Le succès d’une fête populaire était réjouissant, les animations étaient de qualité, même si les foodtrucks étaient un peu débordés, mais le feu d’artifice final était démesuré et n’avait de « silencieux » que le nom. Une fois de plus, la nature a été inutilement agressée.

Ce vendredi 29 juin, on a assisté à un beau moment de rassemblement de très nombreux habitants pour célébrer une réalisation qui répond aux vœux des Brainois : le site du Paradis offre une belle possibilité de respiration, de détente, de promenade et de contact avec la nature.

C’était donc la grande foule vendredi, avec des animations familiales de qualité proposées notamment par le Centre culturel et la MJ Le Prisme. Plus de foodtrucks auraient permis d’avoir des files moins longues, c’était la rançon d’un franc succès réjouissant à voir.

Un site naturel

Nous, écologistes, avons toujours bataillé pour faire droit à la dimension naturelle du site : une partie des berges, du côté Ouest, n’est pas accessible et le chemin de ronde fait une large boucle pour protéger une zone où les oiseaux aquatiques, notamment, devraient pouvoir vivre en paix.

Nous avons déjà dénoncé le manque de rigueur de la gestion au quotidien qui se traduit par une diminution sensible du nombre et de la variété des espèces nicheuses observées : pas de protection stricte en période de nidification, débroussaillages intempestifs, plantations ratées, pas de réunion du Comité d’accompagnement.

Démesure et agression

Le final imaginé pour la fête d’inauguration a gâché notre plaisir et mis en évidence un malentendu fondamental à propos de ce que respect de la nature veut dire. Annoncer un feu d’artifice « silencieux » pouvait susciter une certaine curiosité, elle fut amèrement déçue.

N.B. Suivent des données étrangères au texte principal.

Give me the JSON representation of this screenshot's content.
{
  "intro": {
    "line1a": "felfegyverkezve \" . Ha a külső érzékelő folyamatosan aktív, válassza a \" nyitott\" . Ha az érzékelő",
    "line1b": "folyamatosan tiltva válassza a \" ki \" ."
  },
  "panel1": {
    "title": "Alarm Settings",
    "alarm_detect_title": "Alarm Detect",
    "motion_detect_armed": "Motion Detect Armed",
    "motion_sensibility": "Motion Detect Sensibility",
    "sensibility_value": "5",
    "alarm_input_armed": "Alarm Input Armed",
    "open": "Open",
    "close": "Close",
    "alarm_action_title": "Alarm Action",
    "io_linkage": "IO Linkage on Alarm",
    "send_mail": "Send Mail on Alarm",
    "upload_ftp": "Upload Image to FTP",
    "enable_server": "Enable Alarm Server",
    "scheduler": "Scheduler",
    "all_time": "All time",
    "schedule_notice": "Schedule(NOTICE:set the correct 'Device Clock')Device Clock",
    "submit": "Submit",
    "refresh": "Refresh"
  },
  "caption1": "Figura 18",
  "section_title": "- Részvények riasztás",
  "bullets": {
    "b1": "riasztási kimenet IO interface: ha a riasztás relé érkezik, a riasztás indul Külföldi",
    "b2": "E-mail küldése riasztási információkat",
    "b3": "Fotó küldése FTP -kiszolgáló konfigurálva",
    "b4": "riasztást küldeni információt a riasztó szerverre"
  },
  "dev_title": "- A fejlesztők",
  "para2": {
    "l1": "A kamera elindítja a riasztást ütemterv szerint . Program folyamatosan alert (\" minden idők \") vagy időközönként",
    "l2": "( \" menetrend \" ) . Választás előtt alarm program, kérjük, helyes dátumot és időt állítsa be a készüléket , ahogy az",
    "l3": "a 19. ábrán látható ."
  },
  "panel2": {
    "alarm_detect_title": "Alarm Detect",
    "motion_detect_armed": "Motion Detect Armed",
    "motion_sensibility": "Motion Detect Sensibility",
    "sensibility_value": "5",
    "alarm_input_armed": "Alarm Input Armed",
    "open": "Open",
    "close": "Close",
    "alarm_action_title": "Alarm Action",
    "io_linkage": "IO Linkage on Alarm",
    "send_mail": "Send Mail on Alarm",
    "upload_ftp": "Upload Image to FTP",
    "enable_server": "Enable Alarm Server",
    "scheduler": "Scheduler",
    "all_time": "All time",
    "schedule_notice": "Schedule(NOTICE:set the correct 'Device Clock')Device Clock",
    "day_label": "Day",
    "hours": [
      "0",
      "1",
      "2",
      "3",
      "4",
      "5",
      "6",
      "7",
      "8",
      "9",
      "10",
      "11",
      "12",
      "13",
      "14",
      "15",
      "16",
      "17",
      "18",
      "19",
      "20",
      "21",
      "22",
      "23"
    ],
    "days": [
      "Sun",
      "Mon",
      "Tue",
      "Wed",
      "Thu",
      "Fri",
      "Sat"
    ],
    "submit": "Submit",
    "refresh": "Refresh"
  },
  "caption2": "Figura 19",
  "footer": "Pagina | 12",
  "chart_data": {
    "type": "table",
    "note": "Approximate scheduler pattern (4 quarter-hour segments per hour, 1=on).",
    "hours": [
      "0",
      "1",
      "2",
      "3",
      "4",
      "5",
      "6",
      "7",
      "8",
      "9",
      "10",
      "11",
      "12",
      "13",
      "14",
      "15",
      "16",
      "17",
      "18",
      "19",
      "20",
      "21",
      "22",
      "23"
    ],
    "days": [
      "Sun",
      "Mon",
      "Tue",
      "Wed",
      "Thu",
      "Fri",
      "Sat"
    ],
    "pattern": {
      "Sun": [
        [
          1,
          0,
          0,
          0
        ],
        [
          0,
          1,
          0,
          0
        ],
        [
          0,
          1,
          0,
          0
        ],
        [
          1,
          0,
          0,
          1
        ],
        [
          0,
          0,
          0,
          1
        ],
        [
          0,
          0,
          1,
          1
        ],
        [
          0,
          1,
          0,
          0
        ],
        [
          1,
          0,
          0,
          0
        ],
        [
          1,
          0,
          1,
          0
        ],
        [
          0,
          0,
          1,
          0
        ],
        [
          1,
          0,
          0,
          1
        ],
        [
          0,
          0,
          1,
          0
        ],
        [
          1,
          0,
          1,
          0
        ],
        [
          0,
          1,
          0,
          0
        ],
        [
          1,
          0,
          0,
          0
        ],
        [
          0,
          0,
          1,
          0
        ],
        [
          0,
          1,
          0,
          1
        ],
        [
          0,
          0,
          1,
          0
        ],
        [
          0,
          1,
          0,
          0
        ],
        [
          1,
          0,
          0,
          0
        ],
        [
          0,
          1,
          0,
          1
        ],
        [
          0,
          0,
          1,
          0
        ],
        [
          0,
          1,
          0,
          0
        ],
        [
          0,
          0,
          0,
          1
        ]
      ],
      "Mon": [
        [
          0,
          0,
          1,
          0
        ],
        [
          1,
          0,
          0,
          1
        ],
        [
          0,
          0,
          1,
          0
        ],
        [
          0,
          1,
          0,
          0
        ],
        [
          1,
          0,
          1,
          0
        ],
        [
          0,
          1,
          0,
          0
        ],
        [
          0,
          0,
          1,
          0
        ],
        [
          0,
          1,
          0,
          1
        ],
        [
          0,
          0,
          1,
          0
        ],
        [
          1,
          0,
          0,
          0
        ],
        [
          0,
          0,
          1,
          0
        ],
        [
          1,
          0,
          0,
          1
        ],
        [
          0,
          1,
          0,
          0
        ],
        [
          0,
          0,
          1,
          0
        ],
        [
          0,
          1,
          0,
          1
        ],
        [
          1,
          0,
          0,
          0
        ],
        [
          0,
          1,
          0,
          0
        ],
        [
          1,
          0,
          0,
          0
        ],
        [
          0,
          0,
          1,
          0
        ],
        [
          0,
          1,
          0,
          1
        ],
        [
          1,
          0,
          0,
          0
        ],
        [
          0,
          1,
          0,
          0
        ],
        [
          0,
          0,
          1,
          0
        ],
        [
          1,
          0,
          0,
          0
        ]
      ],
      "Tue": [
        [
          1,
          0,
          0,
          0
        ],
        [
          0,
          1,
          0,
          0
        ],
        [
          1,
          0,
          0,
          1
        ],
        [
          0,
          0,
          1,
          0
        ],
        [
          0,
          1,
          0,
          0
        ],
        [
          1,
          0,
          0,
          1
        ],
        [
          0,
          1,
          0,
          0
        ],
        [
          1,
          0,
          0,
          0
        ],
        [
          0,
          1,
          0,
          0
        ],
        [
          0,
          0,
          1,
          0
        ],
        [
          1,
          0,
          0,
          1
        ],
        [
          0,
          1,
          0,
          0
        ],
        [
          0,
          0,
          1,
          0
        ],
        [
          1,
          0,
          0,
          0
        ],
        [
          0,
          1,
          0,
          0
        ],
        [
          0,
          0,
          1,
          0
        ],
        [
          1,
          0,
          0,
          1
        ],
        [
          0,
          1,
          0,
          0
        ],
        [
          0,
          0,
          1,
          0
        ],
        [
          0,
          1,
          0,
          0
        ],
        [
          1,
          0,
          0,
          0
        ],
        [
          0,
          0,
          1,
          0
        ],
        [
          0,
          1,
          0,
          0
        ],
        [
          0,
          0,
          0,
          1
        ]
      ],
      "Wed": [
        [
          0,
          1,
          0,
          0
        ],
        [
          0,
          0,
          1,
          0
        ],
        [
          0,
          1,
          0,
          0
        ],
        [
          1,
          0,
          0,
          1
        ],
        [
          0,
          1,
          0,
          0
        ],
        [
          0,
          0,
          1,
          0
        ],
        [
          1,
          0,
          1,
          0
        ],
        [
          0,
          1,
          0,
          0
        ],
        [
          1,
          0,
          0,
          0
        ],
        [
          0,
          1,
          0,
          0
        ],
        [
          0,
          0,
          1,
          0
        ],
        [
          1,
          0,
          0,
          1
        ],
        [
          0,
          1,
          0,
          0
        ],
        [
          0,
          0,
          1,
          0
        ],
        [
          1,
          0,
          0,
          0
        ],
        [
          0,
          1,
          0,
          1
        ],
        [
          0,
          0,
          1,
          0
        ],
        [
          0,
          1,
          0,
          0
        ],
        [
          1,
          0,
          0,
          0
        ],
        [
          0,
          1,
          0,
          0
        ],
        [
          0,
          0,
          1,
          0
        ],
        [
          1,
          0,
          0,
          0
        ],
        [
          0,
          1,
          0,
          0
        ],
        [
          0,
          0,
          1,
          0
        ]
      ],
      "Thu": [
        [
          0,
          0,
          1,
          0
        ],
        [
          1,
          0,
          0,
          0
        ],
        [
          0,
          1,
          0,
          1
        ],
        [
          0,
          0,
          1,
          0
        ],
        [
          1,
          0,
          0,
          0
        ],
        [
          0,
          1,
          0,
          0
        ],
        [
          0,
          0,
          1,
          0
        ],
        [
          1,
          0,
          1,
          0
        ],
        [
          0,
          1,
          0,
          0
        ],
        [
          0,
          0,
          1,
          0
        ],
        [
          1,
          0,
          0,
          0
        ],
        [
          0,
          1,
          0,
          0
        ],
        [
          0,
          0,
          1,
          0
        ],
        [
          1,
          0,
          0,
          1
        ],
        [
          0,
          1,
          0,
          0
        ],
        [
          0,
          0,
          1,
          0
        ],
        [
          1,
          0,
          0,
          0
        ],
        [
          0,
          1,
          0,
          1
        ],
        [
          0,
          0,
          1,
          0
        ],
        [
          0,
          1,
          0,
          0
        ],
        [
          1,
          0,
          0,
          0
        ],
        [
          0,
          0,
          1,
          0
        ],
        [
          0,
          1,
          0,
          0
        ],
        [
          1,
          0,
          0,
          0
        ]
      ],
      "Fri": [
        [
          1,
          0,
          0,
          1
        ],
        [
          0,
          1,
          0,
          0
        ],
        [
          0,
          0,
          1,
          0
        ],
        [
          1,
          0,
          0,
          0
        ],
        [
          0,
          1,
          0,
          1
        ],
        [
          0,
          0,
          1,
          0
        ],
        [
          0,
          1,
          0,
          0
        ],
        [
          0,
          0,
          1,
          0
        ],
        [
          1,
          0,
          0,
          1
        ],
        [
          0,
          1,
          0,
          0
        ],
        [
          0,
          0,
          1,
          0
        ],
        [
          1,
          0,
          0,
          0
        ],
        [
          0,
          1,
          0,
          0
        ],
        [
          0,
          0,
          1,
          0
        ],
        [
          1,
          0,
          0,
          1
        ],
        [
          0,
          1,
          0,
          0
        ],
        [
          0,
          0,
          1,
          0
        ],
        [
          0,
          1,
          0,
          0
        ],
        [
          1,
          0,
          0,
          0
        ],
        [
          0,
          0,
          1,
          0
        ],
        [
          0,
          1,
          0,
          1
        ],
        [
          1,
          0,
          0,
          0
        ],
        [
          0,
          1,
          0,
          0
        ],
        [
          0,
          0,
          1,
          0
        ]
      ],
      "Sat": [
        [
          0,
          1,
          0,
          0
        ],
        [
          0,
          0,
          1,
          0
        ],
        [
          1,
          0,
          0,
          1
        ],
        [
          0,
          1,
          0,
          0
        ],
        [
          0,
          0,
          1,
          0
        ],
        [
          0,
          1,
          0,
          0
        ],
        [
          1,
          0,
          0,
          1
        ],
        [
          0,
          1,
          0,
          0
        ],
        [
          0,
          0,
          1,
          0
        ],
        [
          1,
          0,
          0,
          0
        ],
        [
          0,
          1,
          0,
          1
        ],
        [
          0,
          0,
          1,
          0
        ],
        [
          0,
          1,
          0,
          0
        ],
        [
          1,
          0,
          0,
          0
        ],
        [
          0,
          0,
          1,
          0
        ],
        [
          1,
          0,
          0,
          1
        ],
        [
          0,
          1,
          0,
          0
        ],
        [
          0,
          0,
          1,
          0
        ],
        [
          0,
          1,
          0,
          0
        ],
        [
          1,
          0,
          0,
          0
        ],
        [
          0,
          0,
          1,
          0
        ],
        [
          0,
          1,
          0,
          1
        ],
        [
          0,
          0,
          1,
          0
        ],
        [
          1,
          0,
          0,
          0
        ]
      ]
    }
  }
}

Le spectacle pyrotechnique, avec ses canons au pétrole genre lance-flammes, ses fusées rasantes tirées depuis la rive Ouest, justement, et son niveau sonore élevé était comme un coup de poing dans un site naturel. On a vu canards, oies et cormorans s’enfuir à tire-d’aile, on ne les reverra pas de sitôt.

L’homme et la nature

C’était aussi donner le mauvais exemple : comment le pouvoir communal espère-t-il faire respecter un règlement de police pour empêcher les visiteurs « de déranger, de prendre ou de blesser des animaux ainsi que de détruire leur habitat, et en particulier les nids d’oiseaux » (article 6) après une telle démonstration ?

L’homme doit le respect à la nature. Chaque jour, dans chaque lieu, avec constance et bienveillance. Sinon, et c’est ce qui se passe, elle s’étiole, s’appauvrit et finira par ne plus donner à l’homme ce dont il a un besoin vital : se nourrir et se ressourcer.